A côté de ça, j’ai eu l’opportunité de participer, en Suisse, à un projet monté par la saxophoniste Nicole Johänntgen, “S.O.F.I.A”, pour “Support Of Female Improvising Artists”. Un projet à visée européenne, avec, sur la scène, que des musiciennes. Nous étions sept filles, en provenance d’Allemagne, de Grande-Bretagne, de Suisse et de France. L’idée était de former un groupe et, pour nous affirmer, nous avions des formations sur la vie des musicien(ne)s, en Allemagne, en Suisse et en France. Pour cet ensemble, chacune apportait ses compositions, que l’on mettait en commun, et que nous avons jouées ensuite, notamment à Cologne, à Zurich, et à Paris. Ce fut un projet éphémère, mais très intense. Car beaucoup de connexions se sont créées, qui m’auront permis, entre autres, de participer à un album de Stevie Jo Dooley – qui est bassiste, et chanteuse, en Angleterre. Un album enregistré à Bristol.
Et puis, j’ai continué avec le groupe “X X Elles”, dont tu as déjà parlé avec Maïlys Maronne, qui est ici au piano. Mais je veux citer aussi Caroline Itier à la contrebasse, Camille Bigeault à la batterie, Sophie le Morzadec, Charlotte Bonnet et Alice Besnard au chant, et Léa Cuny-Bret au sax-alto. Sans oublier Mélanie Buso à la flûte.
“X X Elles”, c’est une très belle expérience, tant humaine que musicale. Chacune amène ses compositions, mais c’est Maïlys qui en fournit le plus. Nous avions envisagé, entre nous, un projet. Et même si chacune de nous a pris sa route, il ne faudrait pas grand-chose pour que nous le mettions en route.
M.M. : Et ton groupe “à toi”, alors ?
C.G. : Mon groupe va naître de ma collaboration avec Dorian Dutech, qui est guitariste. Notre groupe s’appelle Høst – avec le “o” barré, à la norvégienne. C’est un quartet, dans lequel nous jouons en compagnie de Pierre Terrisse, à la basse, Théo Teboul (au départ) à la batterie, mais qui a été remplacé par Simon Portefaix, lorsque Théo est parti vivre en Belgique. “Høst”, c’est un groupe entre le jazz et le post-rock. De la composition essentiellement inspirée de couleurs nordiques, et de groupes comme “Esbjörn Svensson Trio”, “GoGo-Penguin”, “Mammal hands”, ou du groupe de Donny McCaslin, qui a été le saxophoniste de David Bowie.

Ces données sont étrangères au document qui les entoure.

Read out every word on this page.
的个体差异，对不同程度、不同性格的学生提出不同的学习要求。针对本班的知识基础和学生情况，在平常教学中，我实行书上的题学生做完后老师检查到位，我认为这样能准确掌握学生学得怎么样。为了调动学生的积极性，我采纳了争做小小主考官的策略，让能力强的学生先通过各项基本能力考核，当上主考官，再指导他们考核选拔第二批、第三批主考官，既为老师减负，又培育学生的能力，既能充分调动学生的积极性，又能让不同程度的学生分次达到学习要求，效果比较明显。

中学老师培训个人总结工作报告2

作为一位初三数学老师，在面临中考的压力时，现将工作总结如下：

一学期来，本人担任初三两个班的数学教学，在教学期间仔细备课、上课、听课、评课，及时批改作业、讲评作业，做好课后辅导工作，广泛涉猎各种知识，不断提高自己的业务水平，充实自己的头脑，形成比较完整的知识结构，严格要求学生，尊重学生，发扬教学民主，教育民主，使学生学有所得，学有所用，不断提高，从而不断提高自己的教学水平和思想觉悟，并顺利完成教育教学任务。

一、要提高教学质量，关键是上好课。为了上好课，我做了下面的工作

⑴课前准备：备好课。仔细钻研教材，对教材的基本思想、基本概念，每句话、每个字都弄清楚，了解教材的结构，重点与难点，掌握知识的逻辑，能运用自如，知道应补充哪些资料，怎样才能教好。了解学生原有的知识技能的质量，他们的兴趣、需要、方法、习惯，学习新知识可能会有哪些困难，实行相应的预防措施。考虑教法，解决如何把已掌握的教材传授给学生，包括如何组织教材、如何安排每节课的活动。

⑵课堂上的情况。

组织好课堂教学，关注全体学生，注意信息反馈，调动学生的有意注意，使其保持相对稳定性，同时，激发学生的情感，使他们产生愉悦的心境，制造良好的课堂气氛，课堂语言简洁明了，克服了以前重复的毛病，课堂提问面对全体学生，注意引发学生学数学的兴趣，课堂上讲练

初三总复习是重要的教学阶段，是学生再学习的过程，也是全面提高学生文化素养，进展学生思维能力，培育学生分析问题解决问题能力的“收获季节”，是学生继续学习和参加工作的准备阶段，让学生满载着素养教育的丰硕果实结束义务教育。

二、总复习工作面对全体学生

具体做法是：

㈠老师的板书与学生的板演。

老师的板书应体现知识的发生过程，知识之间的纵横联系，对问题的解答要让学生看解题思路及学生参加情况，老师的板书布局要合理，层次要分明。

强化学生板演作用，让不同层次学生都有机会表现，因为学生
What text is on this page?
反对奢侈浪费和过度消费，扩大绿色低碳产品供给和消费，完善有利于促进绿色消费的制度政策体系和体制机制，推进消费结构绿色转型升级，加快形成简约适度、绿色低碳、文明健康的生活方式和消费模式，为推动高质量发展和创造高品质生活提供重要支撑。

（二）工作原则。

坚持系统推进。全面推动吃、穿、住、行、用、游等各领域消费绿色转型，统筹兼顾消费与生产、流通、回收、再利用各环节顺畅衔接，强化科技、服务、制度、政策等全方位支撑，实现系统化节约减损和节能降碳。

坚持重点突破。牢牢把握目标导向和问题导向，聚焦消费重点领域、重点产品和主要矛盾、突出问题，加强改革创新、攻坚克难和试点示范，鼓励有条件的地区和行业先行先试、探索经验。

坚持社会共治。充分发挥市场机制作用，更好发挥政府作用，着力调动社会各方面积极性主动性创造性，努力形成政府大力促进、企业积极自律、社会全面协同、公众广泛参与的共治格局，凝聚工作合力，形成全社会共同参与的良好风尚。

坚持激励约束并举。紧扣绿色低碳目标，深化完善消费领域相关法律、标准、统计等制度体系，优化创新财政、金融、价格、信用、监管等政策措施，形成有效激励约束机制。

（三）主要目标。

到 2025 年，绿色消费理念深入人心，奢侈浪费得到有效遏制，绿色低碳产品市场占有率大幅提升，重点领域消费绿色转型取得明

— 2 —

Mais nous nous inspirons aussi de groupes de post-rock comme “Sigur Rós” – groupe islandais – ou “Godspeed You Black Emperor”.
Deux albums sont déjà nés, avec ce quartet. Le premier, “Doppler”, est sorti en 2017. Et, en 2021, notre second bébé, “Kos”, a vu le jour. Un album sur lequel nous avons invité trois copains : Jeff Taylor ( au chant ), d’abord, que nous avions rencontré à Marciac, justement, quand nous avions fait la première partie de Donny McCaslin, et puis Nicolas Gardel à la trompette et l’excellent Ferdinand Doumerc, au sax ténor pour le coup.
“Kos” est une création “entre Pyrénées et fjords”, moins marqué “rock” que “Doppler”, peut-être plus lumineux, aussi. En plus, il nous entraîne vers d’autres chemins, auxquels nous commençons à penser très sérieusement.
M.M. : Mais tu ne fais pas que ça…
C.G. : C’est vrai. En parallèle à ces groupes, je travaille sur des “ciné-concerts”. En fait, nous sommes deux musiciennes qui jouons “en direct” sur des courts-métrages français, du début du vingtième siècle réalisés et/ou mettant en scène des personnages féminins. Ce programme s’appelle “Elles n’en font qu’à leur tête”, et ce ciné-concert est initié par le Collectif “Pigments”, de Toulouse.
Un projet vraiment chouette, auquel je collabore avec la claviériste Maya Cros.
Dans un tout autre registre, j’ai rejoint, avec Dorian, un groupe de “disco-funk” – en version “cuivres”, c’est-à-dire quatre cuivres et une section rythmique, mais sans le chant, du coup. Le groupe porte le nom de “Retro Fever”, et c’est un septet. Dorian est à la guitare, Simon Portefaix à la batterie, Christophe Ponsolle à la basse, et aux cuivres, David Mimey au sax ténor, Renaud Perrot au trombone et Mehdi Missoum à la trompette.
Le septet a été monté pendant le confinement. Mais on a déjà eu l’occasion de faire quelques jolies dates. Ce sont, à chaque fois, des concerts qui “bougent” beaucoup, et que nous pouvons produire, partout où les gens veulent danser !!!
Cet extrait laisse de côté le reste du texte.